Chegou o momento, “Minha Flor”, de os seus velhos conterrâneos entenderem e compreenderam que em uma cidade que não fomenta a cultura, não preserva as suas manifestações culturais está na vanguarda do atraso. No município, a ausência de museus, bibliotecas, espaços e arquivos públicos mostra o estágio em que se encontra a falta de valorização da memória coletiva e do patrimônio histórico. Ao ignorar e até destruir, vandalizar monumentos e placas que narram a nossa história, o itabunense demonstra sua indiferença às coisas do espírito.

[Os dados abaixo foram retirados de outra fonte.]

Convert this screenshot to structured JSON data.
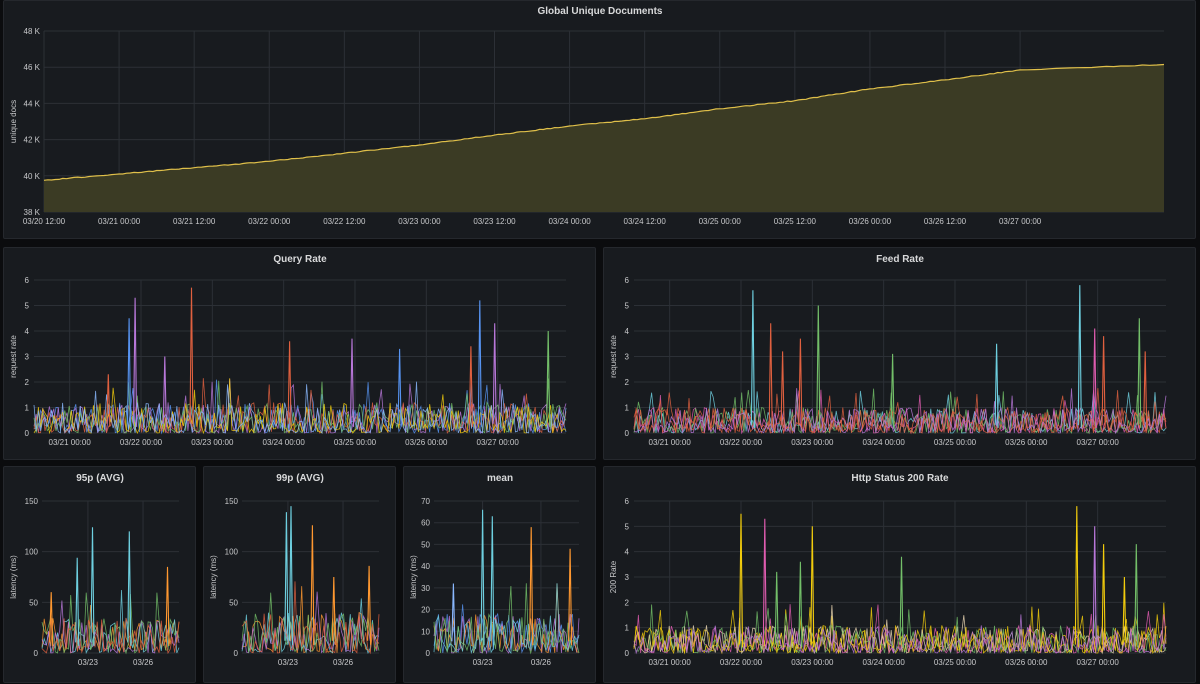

Mas é preciso dá um basta nesta situação! Historicamente, “Minha Abelhinha”, o itabunense vem, há décadas, dando uma demonstração que coletivamente vive uma forma diferente de amar esta terra. É como se sentisse um sentimento inverso, de desprezo, falta de zelo. Parece que renega a sua história, tem vergonha do seu passado, e dissesse – da boca pra fora – que ama e que cuida, mas, na prática, despreza, odeia Itabuna!
E assim foi com o conterrâneo Firmino – um poeta na sua essência. Um cidadão que ofertou flores, rosas e recebeu escombros de uma cidade que está – literalmente – caindo aos pedaços. Ironicamente, a casa em que o poeta morou e escreveu belíssimos poemas, muitos deles exaltado a sua cidade natal, na esperança de viver grandes “momentos” e anunciando “o canto do dia novo”, desmoronou; também caiu e com ela um pedaço da história de Itabuna!
Por Ederivaldo Benedito-Bené–Jornalista itabunense, graduado em História pela Uesc-Universidade Estadual de Santa Cruz e avô de Maria Flor Benedito Miranda.